In the upper right of this pane, there is also a button to apply the pallet to other image files, a check list is presented.
I still don’t get perfect match in Radar>Geometric>SAR Mosaics, but much better than the above image. Is there a better way to match images? Are there processing parameters that can be set to maintain the scale of displacement between images?
"Mosaicking is required when several interferograms (each, say,
30 × 100 km) are joined together to make a long strip. The need for block
processing arises not only for computational efficiency, but to reduce the
error due to the many approximations made so far (for example: the
co-registering model, the DEM vs. SAR image alignment, the Doppler
Centroid variation with azimuth etc.).
When overlapping adjacent blocks, a phase offset could arise due to small
errors in image co-registering. This bias can be avoided if the image
mapping is estimated over the whole strip. In some cases, the bias can be
estimated, e.g. by cross-correlating the interferograms in the overlap area;
however such techniques may lead to poor results in cases of low SNR."
To merge burst swaths, deburst the splits, use Radar > Sentinel-1 TOPS menu and select the S-1 TOPS Merge. Then return to the interferometric processing flow at TopoPhaseRemoval.
The Radar > Geometric > SAR mosaic operator in SNAP is not suitable for merging TOPSAR swaths. Subsequent operations expect 2 coregistered input products.

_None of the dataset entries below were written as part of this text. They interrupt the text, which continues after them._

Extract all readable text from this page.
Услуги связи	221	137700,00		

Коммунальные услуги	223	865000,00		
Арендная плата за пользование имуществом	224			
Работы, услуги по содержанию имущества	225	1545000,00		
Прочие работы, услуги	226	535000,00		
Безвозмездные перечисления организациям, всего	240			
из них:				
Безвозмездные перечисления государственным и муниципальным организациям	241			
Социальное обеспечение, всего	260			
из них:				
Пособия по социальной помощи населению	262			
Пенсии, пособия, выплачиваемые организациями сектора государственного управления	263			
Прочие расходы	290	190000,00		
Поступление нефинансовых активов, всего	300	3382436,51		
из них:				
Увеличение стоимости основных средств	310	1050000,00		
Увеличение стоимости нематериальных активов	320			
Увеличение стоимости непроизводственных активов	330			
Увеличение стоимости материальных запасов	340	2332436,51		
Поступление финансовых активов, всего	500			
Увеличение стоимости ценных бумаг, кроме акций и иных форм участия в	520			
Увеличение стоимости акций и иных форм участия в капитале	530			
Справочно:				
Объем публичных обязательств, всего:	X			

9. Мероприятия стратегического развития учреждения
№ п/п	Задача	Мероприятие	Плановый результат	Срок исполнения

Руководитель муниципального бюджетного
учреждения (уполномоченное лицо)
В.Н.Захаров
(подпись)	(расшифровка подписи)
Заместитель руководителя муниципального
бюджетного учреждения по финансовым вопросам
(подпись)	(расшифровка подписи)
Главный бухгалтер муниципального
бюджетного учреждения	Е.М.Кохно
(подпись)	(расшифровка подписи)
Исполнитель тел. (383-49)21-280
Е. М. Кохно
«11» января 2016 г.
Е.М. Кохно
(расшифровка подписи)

Maybe the graph processing tool (GPT) would serve to preserve processing parameters when comparing images of different temporal baselines? Interferograms using radar images immediately prior to and after the earthquake are common (the time base includes the time of the earthquake. Pre and post seismic deformation is also interesting, deformation in the months before and after the earthquake. The earthquake occurs at critical stress, stress that has been accumulating. Likewise, deformation continues after displacement associated with the earthquake. The deformation of July 4th and 6th earthquakes at Ridgecrest, California produce nice interferograms, as humidity and vegetation density are very low.